Être jeune, mode d'emploi : Sortir, traîner dans les bars, traîner un peu partout d'ailleurs, du moment qu'on s'écorche le foie et qu'on fait n'importe quoi. Pourvu qu'on finisse minables, dégueulant nos litres de vodka ingurgités sur le bitume froid. Dégueulant notre mal-être que l'on tente de dissimuler derrière nos larges sourires, notre maquillage qui coulera quelques heures plus tard. Ca baise de tous les côtés, les langues se mêlent et de toute façon tout le monde s'en fout parce qu'on est en soirée, qu'il faut " s'amuser ". Alors les mecs jouent les salauds, les filles se comportent comme de véritables pétasses, et tout le monde se berce d'illusions. Tu danses sur de la musique de merde, assourdissante, et tu penses que c'est ça, la vie, la vraie. Qu'exister et s'amuser se résume à boire et à fumer jusqu'à ce que ton corps implose. Que les bonheurs simples n'existent plus, puisque plus rien n'est simple en réalité, surtout dans ta vie. Le lendemain tu te réveilles, tu ne te souviens plus de l'endroit précis où tu as dormi cette nuit. La seule chose dont tu es sûre c'est que tu as mal à la tête, tes jambes sont lourdes et ton foie s'est réveillé et te fait payer tes excès de la veille.

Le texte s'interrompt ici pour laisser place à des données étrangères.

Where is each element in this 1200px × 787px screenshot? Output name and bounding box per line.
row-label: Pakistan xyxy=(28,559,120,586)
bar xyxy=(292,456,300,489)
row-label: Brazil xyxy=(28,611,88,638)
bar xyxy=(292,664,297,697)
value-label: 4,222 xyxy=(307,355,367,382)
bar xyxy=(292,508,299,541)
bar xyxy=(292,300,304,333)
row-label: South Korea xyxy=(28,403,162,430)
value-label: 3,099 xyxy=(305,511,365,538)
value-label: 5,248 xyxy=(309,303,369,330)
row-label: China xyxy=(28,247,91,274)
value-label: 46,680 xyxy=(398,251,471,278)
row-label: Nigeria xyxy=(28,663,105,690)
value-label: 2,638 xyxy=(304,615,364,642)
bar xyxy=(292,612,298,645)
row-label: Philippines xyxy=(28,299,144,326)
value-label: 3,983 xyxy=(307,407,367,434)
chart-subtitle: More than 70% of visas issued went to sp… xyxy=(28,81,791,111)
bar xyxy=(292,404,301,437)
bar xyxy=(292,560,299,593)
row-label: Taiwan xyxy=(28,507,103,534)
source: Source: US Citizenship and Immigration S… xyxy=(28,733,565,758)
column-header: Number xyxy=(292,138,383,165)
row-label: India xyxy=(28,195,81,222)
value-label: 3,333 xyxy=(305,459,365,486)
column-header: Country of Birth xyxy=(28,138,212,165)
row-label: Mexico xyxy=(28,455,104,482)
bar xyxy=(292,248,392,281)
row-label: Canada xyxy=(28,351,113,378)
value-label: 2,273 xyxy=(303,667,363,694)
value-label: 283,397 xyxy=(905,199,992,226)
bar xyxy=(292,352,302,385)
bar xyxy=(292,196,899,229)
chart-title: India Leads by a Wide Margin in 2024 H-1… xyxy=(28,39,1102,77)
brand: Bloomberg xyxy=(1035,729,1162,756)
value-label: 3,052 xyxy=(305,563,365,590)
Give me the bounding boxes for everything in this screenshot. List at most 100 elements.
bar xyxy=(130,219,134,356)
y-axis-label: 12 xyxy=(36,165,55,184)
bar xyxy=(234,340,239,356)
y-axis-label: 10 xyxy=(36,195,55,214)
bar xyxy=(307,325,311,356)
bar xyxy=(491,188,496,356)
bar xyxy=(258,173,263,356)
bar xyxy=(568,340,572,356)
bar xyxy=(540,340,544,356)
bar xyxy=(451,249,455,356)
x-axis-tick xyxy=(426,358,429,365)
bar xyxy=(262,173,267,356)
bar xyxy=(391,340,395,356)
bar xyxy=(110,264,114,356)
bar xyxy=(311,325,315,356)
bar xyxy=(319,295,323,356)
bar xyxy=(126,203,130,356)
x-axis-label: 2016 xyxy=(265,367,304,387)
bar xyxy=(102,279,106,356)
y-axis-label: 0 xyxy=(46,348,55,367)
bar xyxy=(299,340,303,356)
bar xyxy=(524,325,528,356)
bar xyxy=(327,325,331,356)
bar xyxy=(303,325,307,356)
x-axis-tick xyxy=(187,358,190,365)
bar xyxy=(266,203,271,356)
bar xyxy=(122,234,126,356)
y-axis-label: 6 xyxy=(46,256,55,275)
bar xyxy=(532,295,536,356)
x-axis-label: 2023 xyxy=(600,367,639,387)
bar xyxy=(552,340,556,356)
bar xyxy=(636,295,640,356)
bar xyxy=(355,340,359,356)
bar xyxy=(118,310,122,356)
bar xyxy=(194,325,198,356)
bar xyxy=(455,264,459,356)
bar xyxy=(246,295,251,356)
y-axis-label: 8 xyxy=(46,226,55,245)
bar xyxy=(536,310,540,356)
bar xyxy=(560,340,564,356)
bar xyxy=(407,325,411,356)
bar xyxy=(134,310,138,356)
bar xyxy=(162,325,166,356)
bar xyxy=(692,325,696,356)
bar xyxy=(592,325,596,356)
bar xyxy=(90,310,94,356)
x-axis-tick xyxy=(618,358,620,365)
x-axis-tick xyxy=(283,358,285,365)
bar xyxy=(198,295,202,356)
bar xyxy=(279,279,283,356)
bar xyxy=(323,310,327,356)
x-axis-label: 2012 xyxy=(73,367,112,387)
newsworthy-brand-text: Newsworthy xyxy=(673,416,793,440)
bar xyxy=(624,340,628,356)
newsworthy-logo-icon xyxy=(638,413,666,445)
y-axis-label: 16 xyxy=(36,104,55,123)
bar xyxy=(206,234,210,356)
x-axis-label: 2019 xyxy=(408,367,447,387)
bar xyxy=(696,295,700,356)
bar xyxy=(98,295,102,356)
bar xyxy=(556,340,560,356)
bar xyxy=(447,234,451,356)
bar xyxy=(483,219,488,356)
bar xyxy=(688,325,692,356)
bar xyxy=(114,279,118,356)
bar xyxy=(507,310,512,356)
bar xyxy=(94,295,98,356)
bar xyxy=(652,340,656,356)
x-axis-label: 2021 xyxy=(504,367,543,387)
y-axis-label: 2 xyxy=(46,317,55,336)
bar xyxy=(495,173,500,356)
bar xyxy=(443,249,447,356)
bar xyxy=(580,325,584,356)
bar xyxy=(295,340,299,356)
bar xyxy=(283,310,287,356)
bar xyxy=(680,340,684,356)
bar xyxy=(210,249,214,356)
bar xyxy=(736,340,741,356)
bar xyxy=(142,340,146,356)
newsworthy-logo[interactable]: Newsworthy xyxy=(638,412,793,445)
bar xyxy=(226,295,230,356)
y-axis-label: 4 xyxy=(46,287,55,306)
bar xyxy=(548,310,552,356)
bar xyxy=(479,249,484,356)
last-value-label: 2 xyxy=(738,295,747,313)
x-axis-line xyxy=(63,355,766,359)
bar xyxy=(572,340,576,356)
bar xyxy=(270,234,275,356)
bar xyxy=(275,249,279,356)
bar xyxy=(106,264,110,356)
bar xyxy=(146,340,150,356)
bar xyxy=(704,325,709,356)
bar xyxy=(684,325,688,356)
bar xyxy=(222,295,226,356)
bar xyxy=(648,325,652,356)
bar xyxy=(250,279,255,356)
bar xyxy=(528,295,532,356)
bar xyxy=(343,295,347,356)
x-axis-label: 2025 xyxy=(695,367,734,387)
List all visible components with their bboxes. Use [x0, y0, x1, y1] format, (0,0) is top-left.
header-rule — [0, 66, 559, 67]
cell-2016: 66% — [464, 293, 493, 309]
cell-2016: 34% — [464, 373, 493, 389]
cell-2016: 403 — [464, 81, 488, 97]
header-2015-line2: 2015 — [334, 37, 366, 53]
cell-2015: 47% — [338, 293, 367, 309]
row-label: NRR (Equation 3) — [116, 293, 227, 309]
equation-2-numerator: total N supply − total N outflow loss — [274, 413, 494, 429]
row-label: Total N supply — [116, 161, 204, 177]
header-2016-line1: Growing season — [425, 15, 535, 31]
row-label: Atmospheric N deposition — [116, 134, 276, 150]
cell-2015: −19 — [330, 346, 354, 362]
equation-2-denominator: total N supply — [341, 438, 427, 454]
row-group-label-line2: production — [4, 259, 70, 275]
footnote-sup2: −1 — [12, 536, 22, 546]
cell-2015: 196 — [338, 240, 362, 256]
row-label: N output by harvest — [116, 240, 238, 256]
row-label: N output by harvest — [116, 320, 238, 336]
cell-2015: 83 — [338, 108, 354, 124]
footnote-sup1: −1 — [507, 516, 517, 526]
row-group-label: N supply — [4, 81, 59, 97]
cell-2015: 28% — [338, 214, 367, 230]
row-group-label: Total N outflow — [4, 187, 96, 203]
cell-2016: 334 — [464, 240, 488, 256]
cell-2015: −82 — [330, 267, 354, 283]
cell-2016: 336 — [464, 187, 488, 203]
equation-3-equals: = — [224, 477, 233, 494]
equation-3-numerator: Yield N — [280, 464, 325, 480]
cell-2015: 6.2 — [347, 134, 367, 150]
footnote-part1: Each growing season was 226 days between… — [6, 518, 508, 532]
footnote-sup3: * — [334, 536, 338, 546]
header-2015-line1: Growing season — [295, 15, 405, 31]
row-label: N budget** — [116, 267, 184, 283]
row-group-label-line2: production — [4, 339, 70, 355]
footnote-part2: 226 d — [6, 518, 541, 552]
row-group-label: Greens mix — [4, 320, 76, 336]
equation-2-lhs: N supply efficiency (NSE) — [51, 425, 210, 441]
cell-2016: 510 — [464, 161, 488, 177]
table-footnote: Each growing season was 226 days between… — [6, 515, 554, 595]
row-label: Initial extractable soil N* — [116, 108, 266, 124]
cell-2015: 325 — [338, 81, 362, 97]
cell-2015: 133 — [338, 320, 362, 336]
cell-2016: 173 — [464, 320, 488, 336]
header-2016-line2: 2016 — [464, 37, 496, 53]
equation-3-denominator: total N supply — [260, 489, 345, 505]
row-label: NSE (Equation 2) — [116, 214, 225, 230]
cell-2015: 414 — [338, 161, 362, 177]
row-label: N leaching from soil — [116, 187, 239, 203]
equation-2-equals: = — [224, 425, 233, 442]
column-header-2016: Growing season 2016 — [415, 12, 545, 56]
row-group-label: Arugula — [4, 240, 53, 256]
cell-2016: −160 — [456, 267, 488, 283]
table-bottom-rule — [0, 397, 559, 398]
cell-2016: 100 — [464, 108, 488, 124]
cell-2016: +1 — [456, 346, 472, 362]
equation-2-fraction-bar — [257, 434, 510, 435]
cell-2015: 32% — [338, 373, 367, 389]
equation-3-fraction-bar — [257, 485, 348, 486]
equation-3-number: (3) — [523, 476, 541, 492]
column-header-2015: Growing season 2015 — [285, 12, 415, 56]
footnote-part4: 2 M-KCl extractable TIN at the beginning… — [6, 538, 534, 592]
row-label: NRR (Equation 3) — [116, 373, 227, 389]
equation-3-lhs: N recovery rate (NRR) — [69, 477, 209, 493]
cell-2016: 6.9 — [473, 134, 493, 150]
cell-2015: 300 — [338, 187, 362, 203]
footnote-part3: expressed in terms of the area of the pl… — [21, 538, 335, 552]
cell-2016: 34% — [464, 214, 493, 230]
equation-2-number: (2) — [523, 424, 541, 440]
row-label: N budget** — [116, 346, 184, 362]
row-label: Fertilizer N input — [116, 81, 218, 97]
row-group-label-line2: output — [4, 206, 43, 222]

Tu te rapelles alors de tout ce que tu as pu faire ou dire hier soir, et tu réalise que t'as vraiment été la pire des salopes. Seulement on t'en veut pas, personne t'en voudra d'ailleurs, parce que tout le monde est pareil au fond. On a tous la même conduite médiocre, pitoyable, immature, pour se cacher de nos idées noires, de nos peurs, de nos pleurs du petit matin. On est tous blazés, détruits par tous ces vices qui nous entourent, et on aimerait sortir de cette impasse et découvrir autre chose que tout ça pour être heureux. Alors en attendant de trouver le vrai bonheur, on continue à traîner dans tous ces endroits sordides, froids, dégueulasses, et on fait semblant d'être bien dans sa peau, de profiter comme il se doit de notre jeunesse soit-disant dorée qui passera pourtant trop vite. Et un jour tu te réveilleras, petite, tu ouvriras tes yeux d'écorchée vive ou on te les fera ouvrir, et tu sauras. Que la vie c'est pas ça, qu'il faut vivre, voir, être, et non pas faire semblant.